Description
Describe the bug
SearchListControl
is a component that accepts a list of items and builds a list searchable through a text input of items. The list is hierarchical and collapsible. In such cases, it may happen that the list hierarchy is built wrongly due to the nature of the data.
For example, Attribute terms (e.g. “Blue”, “Yellow”) have their own id
property which sometimes can overlap with their Taxonomy id
(e.g. in the test case, “Blue” had the same id as the “Size” taxonomy), and the function building the tree representation for the SearchListControl would erroneously assign children to it.
To reproduce
Steps to reproduce the behavior:
- Use https://github.com/nielslange/woo-test-environment to spin a new test environment (this is required because it is known to create overlapping ids).
- Add a Products (Beta) block to your page.
- Open the Inspector Controls and add a “Product Attributes” advanced filter.
- Uncollapse “Color”.
- Notice that “Blue” is erroneously marked as a collapsible item and selecting it would also select all the sizes terms (this is because “Blue” and “Size” share the same
id
).
Expected behavior
The component should build a correct tree representation of the list passed to it.
Video
checking-blue.mov
Additional context
As I'm currently assigned to a different project, I've tried to quickly patch this bug in this PR. However, the patch quickly lead to a cascade of other problems, possibly adding an inordinate amount of tech debt. I'm sharing here what I have found out and directions to the next developer tackling this problem. These are the approaches I tried:
Approach 1: Differentiating between id
and termId
depending on the kind of object
This is the approach in the above-mentioned PR.
Unfortunately, that leads to having to compare both these keys every time id
is normally used (for example, to see whether something is checked or not). This meant creating complex types (because an object EITHER had id
or termId
defined), and an incredible amount of guard clauses and weird comparisons.
If this patchy approach is to be continued, a refactoring of all the comparison functions should be done so that they can use some sort of reusable utility function.
Approach 2: Adding a _uid
property so that it is normalized and conflicts between id
and termId
do not happen
Since id
s can overlap, I thought of adding a _uid
(thanks to @nielslange for the idea during our pairing session) before passing the list down, so that it could be used to disambiguate the two properties. This still requires changes to all the comparison functions, but it's a simple replacing id
with _uid
without complex logic.
However, the drawback of this is that it now requires a whole lot of changes upstream in the way attributes and other things from the SearchListControl
are marked as selected.
Next steps?
Overall, both the above solutions could be viable, but I'm not satisfied with either of them.
The actual solution is not patching, but refactoring. The problem, IMHO, is the buildTermsTree
function. Because it expects a flattened array, the overlapping IDs issue happens, as distinctions are lost.
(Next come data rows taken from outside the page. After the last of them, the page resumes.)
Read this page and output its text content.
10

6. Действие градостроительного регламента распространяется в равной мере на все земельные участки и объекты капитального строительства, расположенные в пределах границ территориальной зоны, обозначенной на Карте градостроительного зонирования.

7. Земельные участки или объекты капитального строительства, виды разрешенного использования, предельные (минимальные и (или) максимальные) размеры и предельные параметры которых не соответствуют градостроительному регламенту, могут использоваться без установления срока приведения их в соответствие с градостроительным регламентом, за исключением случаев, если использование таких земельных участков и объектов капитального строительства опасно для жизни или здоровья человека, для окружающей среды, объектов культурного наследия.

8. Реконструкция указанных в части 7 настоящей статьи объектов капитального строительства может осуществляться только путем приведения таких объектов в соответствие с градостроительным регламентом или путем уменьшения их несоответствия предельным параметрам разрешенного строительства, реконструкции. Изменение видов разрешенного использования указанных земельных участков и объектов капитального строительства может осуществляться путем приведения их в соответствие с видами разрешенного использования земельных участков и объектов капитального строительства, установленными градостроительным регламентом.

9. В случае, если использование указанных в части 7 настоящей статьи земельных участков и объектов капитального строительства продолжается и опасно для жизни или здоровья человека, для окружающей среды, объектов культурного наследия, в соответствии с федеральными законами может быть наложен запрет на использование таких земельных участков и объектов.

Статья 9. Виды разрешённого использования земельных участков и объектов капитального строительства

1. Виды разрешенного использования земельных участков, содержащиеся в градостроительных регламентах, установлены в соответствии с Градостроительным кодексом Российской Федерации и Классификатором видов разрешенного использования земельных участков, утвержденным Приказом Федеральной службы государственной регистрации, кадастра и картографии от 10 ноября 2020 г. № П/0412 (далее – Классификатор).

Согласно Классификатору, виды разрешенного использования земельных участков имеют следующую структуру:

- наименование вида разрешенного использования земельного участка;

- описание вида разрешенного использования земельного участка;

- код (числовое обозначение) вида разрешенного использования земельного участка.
This was not caught in the unit tests.
Actually, in my implementation of the ProductAttributesTermsControl
, we don’t even need the buildTermsTree
function to make the tree, because my useProductAttributes
hook already returns a nested object. I actually need to un-nest it, so that buildTermsTree
can re-nest it and I can work with the SearchListControl component.
The solution, IMO, is to change this logic: we ideally don’t need a buildTermsTree
at all, and we just pass already hierarchical data to the component. This means going through the code and find out who uses SearchListControl
(for example, blocks like Filter By Attribute block or Featured Product/Category) and make sure that they pass the list in the correct shape. I think that theoretically we only need to change the blocks involving categories as they are the ones which can pass nested data, but more testing is required.
This should be helped somewhat by the fact that I migrated the component to TypeScript, so the expected shape should be clearer now.